Particularly with the ride hailing element, is there some overlap with the OOH ad experience, which consumers tend to be quite favourable towards?

Yeah – it’s dead time. The best advertisers we work with always contextualise the message anyway. If you're going to Heathrow Airport and the advertiser can actually recognise your context, that’s way better than half of internet advertising. Even if you're not necessarily going to be converted to the product, for whatever reason, I think you'll probably appreciate the context.

Where does Uber Ads sit in the purchase journey? Is it more of a conversion tool?

No – I think Journey Ads and what we do with in-car tablet ads is very much upper-funnel, and unique upper-funnel because of the clarity and simplicity of it. We've got mid funnel and lower-funnel elements across the app ecosystem. This, I guess, is where commerce media perhaps has an interesting advantage over pure retail media, because you have those places to take that message further. We see that, and now it's our job to demonstrate that to the wider world.

We’re doing campaigns with a couple of CPGs, which started with Journey Ads initially for brand awareness and then they led through to transaction on UberEATS. Magnum used a video ad showing you the different ice cream flavours and then that you clicked through and you went straight into UberEATS, and then you can transact. That's a very important part of the journey for commerce media, taking it from that higher funnel down into the transaction.

Where have you seen particularly strong take-up at a category level?

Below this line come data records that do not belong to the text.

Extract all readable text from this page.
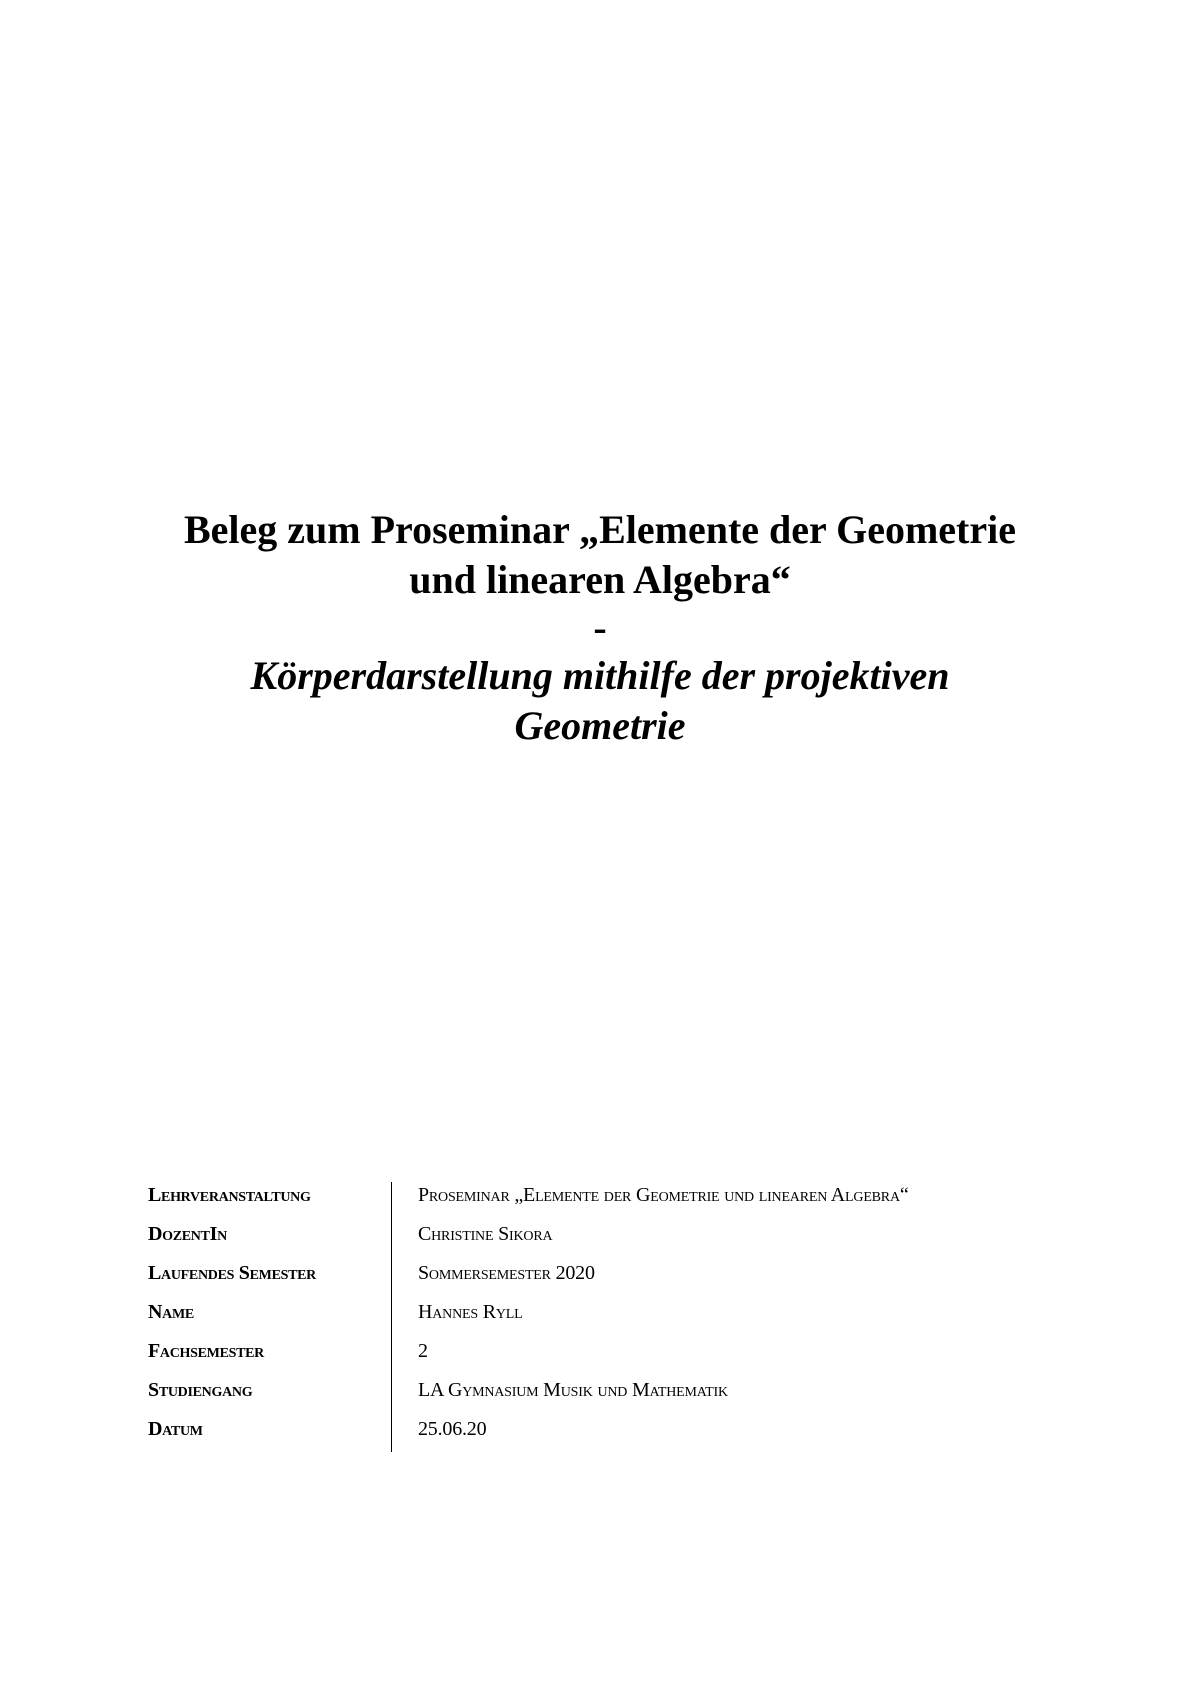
Beleg zum Proseminar „Elemente der Geometrie
und linearen Algebra“
-
Körperdarstellung mithilfe der projektiven
Geometrie
Lehrveranstaltung	Proseminar „Elemente der Geometrie und linearen Algebra“
DozentIn	Christine Sikora
Laufendes Semester	Sommersemester 2020
Name	Hannes Ryll
Fachsemester	2
Studiengang	LA Gymnasium Musik und Mathematik
Datum	25.06.20
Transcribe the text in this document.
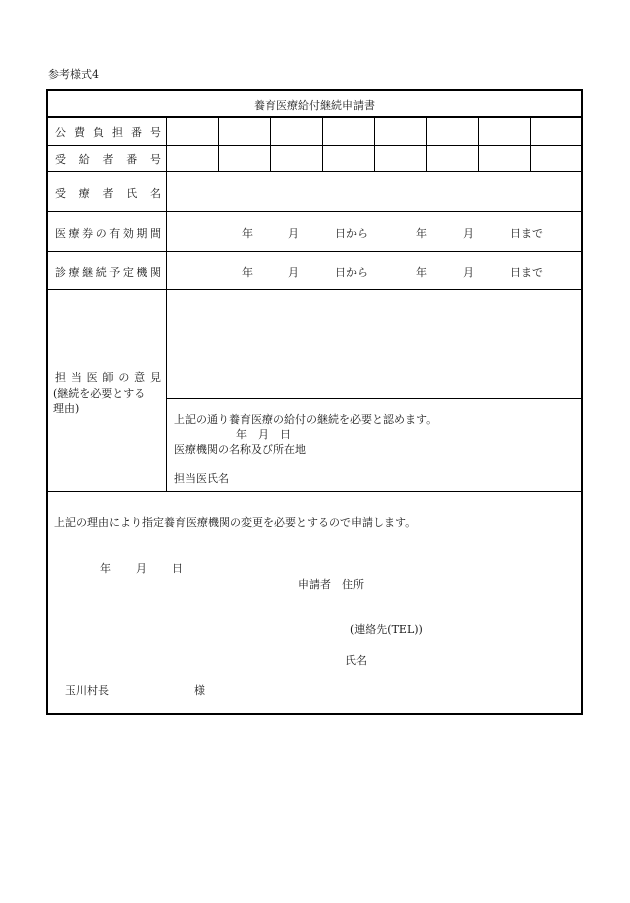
参考様式4
養育医療給付継続申請書
公 費 負 担 番 号
受 給 者 番 号
受 療 者 氏 名
医 療 券 の 有 効 期 間	年	月	日から	年	月	日まで
診 療 継 続 予 定 機 関	年	月	日から	年	月	日まで
担 当 医 師 の 意 見
(継続を必要とする
理由)
上記の通り養育医療の給付の継続を必要と認めます。
年　月　日
医療機関の名称及び所在地
担当医氏名
上記の理由により指定養育医療機関の変更を必要とするので申請します。
年 月 日
申請者　住所
(連絡先(TEL))
氏名
玉川村長	様
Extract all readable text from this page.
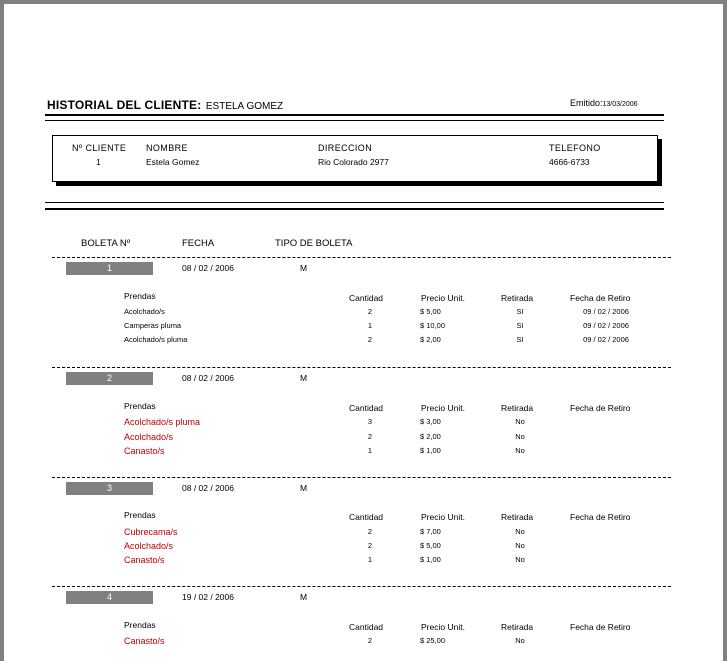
HISTORIAL DEL CLIENTE: ESTELA GOMEZ	Emitido:13/03/2006
Nº CLIENTE NOMBRE	DIRECCION	TELEFONO
1	Estela Gomez	Rio Colorado 2977	4666-6733
BOLETA Nº	FECHA	TIPO DE BOLETA
1	08 / 02 / 2006	M
Prendas	Cantidad	Precio Unit.	Retirada	Fecha de Retiro
Acolchado/s	2	$ 5,00	SI	09 / 02 / 2006
Camperas pluma	1	$ 10,00	SI	09 / 02 / 2006
Acolchado/s pluma	2	$ 2,00	SI	09 / 02 / 2006
2	08 / 02 / 2006	M
Prendas	Cantidad	Precio Unit.	Retirada	Fecha de Retiro
Acolchado/s pluma	3	$ 3,00	No
Acolchado/s	2	$ 2,00	No
Canasto/s	1	$ 1,00	No
3	08 / 02 / 2006	M
Prendas	Cantidad	Precio Unit.	Retirada	Fecha de Retiro
Cubrecama/s	2	$ 7,00	No
Acolchado/s	2	$ 5,00	No
Canasto/s	1	$ 1,00	No
4	19 / 02 / 2006	M
Prendas	Cantidad	Precio Unit.	Retirada	Fecha de Retiro
Canasto/s	2	$ 25,00	No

Luxury brands do a lot with us because they like the environment and the ability to target people in luxury shopping areas, or even going to airports. We’ve done a lot of work with streaming companies, and food delivery and gaming do tend to sit well together, so there's an opportunity there. Pretty much all sectors have tried to varying degrees, it's just an awareness thing.

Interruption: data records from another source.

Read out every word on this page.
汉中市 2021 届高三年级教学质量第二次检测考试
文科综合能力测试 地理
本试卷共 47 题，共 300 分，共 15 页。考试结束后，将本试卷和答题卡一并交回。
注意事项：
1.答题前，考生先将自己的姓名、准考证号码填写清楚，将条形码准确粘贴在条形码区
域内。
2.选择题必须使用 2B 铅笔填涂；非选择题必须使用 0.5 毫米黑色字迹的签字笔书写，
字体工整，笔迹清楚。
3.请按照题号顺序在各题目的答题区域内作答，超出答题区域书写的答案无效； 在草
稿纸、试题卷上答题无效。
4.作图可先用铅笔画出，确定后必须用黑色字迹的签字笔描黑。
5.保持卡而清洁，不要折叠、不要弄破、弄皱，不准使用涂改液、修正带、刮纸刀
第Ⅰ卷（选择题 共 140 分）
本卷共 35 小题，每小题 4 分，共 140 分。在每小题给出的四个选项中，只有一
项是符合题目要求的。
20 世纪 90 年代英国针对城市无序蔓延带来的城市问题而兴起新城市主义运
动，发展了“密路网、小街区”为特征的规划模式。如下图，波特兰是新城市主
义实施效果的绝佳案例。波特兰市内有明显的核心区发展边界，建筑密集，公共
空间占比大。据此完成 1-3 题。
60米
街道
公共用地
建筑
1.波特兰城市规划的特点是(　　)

Do you mostly work with advertisers through managed service or are you becoming more programmatic?

Criteo has its own self-serve platform, and our Sponsored Listings business is self-serve as well. We've just announced early-stage programmatic roll-out for Journey Ads with The Trade Desk, DV360 and Yahoo. We've got to develop that – it's not a complete off-the-shelf solution. But we know the industry wants to go that way, we'll work out how we do it with the ecosystem we have.

In which areas are advertisers challenging you to improve? For instance, measurement tools?

There’s always a debate about measurement tools. As a responsible media platform, we are working with people at the IAB on standards. But we also have to do our own measurement to help people understand the value and then find ways of making that easier to access for advertisers. That will take some time. Uber is a very metrics-driven business, so we will continue on that journey, I'm sure.

One of the big trends in retail media is the application of commerce data elsewhere in the media ecosystem. Is that something you’re currently exploring at Uber?

We are in the process of testing clean rooms, which is important part of data matching. A lot of people ask when we will let our data go off-site, and that's not decision we've made yet. We have our ecosystem, and we want to work our ecosystem effectively. Obviously, our data is very valuable. We know where the industry wants to go and we will work with the industry accordingly.

What is next on the roadmap for Uber Advertising?

We’ve been asked a lot around clean rooms, so we plan to work on those projects and get those rolled out. Formats are always an area we're innovating in – there’s a bigger conversation around playable formats. We've only really just launched video in the international market, so there's plenty to go with that. There's also elements of improved shoppability and opportunities around that purchase moment. It's how you capture that moment in the right way with advertising. Our principle is always that the consumer comes first. We're never going to start putting ads that get in the way of that consumer experience because that doesn't work for us as a business.